Financial literacy or personal finance classes have emerged at many campuses, including Cal State Fullerton, Cal State Fresno and Scripps College, a women’s institution in Claremont. At Scripps, students learn about the merits of buying versus leasing a car as well as owning versus renting a home, along with investment options and retirement savings plans. It’s all in a for-credit course that is a key part of the school’s “Money Wise Women” program.

Other programs take a more general approach. The University of Oklahoma’s “Life After OU: A Survival Guide” covers personal finance along with manners and civic involvement. To be admitted to the final exam, students are required to show that that they have registered to vote and written living wills.

College administrators and experts in student life say the growth of these programs reflects broader trends in higher education. Schools already have been trying to attract applicants with state-of-the-art fitness centers, rock climbing walls and improved food service.
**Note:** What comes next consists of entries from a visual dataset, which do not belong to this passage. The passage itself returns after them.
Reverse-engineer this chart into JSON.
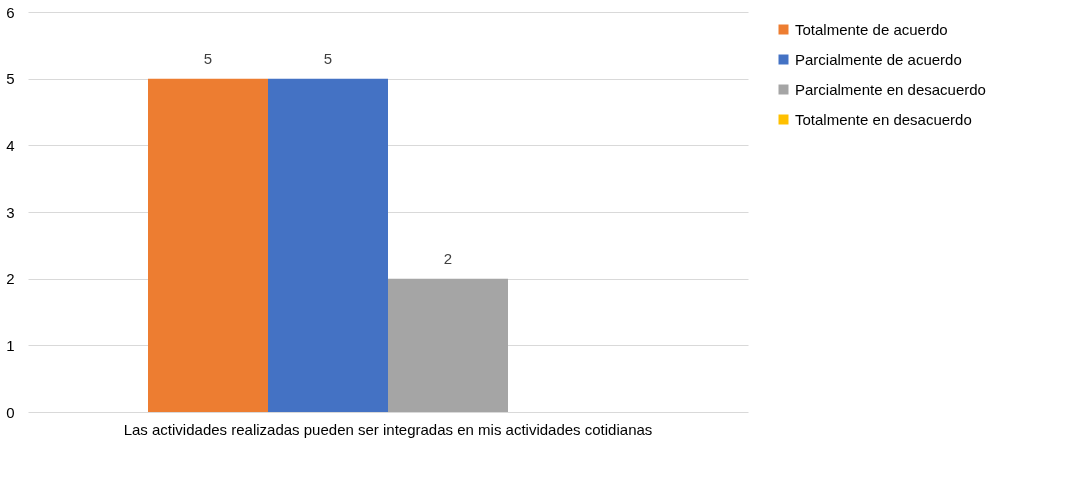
{
  "chart_data": {
    "type": "bar",
    "categories": [
      "Las actividades realizadas pueden ser integradas en mis actividades cotidianas"
    ],
    "series": [
      {
        "name": "Totalmente de acuerdo",
        "color": "#ed7d31",
        "values": [
          5
        ],
        "value_labels": [
          "5"
        ]
      },
      {
        "name": "Parcialmente de acuerdo",
        "color": "#4472c4",
        "values": [
          5
        ],
        "value_labels": [
          "5"
        ]
      },
      {
        "name": "Parcialmente en desacuerdo",
        "color": "#a5a5a5",
        "values": [
          2
        ],
        "value_labels": [
          "2"
        ]
      },
      {
        "name": "Totalmente en desacuerdo",
        "color": "#ffc000",
        "values": [
          0
        ],
        "value_labels": [
          null
        ]
      }
    ],
    "ylim": [
      0,
      6
    ],
    "yticks": [
      0,
      1,
      2,
      3,
      4,
      5,
      6
    ],
    "grid": "y",
    "legend": "right"
  }
}
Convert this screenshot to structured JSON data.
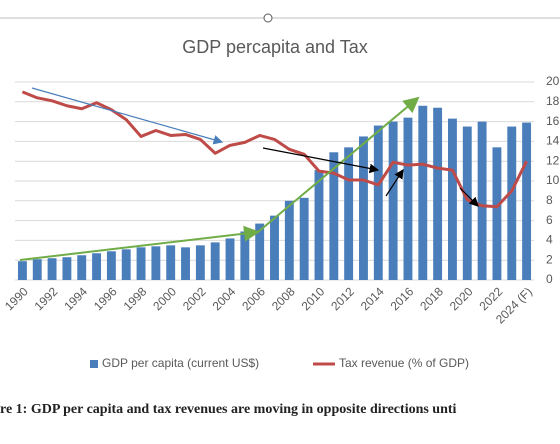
{
  "chart_data": {
    "type": "bar_line",
    "title": "GDP percapita and Tax",
    "caption": "re 1: GDP per capita and tax revenues are moving in opposite directions unti",
    "categories": [
      "1990",
      null,
      "1992",
      null,
      "1994",
      null,
      "1996",
      null,
      "1998",
      null,
      "2000",
      null,
      "2002",
      null,
      "2004",
      null,
      "2006",
      null,
      "2008",
      null,
      "2010",
      null,
      "2012",
      null,
      "2014",
      null,
      "2016",
      null,
      "2018",
      null,
      "2020",
      null,
      "2022",
      null,
      "2024 (F)"
    ],
    "series": [
      {
        "name": "GDP per capita (current US$)",
        "color": "#4a7ebb",
        "kind": "bar",
        "values": [
          1.9,
          2.1,
          2.2,
          2.3,
          2.5,
          2.7,
          2.9,
          3.1,
          3.3,
          3.4,
          3.5,
          3.3,
          3.5,
          3.8,
          4.2,
          4.9,
          5.7,
          6.5,
          8.0,
          8.3,
          11.1,
          12.9,
          13.4,
          14.5,
          15.6,
          16.0,
          16.4,
          17.6,
          17.4,
          16.3,
          15.5,
          16.0,
          13.4,
          15.5,
          15.9
        ]
      },
      {
        "name": "Tax revenue (% of GDP)",
        "color": "#be4b48",
        "kind": "line",
        "axis": "y2",
        "values": [
          19.0,
          18.4,
          18.1,
          17.6,
          17.3,
          17.9,
          17.2,
          16.2,
          14.5,
          15.1,
          14.6,
          14.7,
          14.2,
          12.8,
          13.6,
          13.9,
          14.6,
          14.2,
          13.2,
          12.7,
          11.0,
          10.8,
          10.1,
          10.1,
          9.6,
          11.9,
          11.6,
          11.7,
          11.3,
          11.1,
          8.1,
          7.5,
          7.4,
          9.0,
          12.0
        ]
      }
    ],
    "ylim": [
      0,
      20
    ],
    "y2lim": [
      0,
      20
    ],
    "y2ticks": [
      0,
      2,
      4,
      6,
      8,
      10,
      12,
      14,
      16,
      18,
      20
    ],
    "grid": true
  }
}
Campus organizations for years also have provided “Wine, Dine and Act Fine” workshops to teach etiquette for business meals, while university career centers have held sessions on writing resumes and performing well in job interviews. The California Institute of the Arts in Valencia, recognizing its students’ unusual professional needs, offers a course that includes advice on contracts for selling artwork.

“Universities have always been about personal enrichment,” said George Kuh, director of the Center for Postsecondary Research at Indiana University. The rise of life-after-college programs “happens to widen the net a little bit.”

Gardner said schools started focusing more on the needs of seniors in the 1990s, partly with the goal of turning them into loyal alumni and, when they achieve success, into big donors.

Santa Clara’s “Life After SCU” program covers issues not found in some other real-world workshops. At a recent session on identity theft, about 30 students munched on pizza and drank beer and soft drinks while listening attentively to a police detective.

Pfahnl, an outgoing senior who already has lined up an after-graduation job, said he enjoyed that session and the others that he has attended. But he regrets that schoolwork caused him to miss cooking 101 and auto shop 101.

Although Pfahnl said he has picked up pointers on cooking by watching his mother at the family’s home in the San Jose area, changing the oil in his car remains a mystery. “I’m one of those pathetic guys,” he said with a laugh.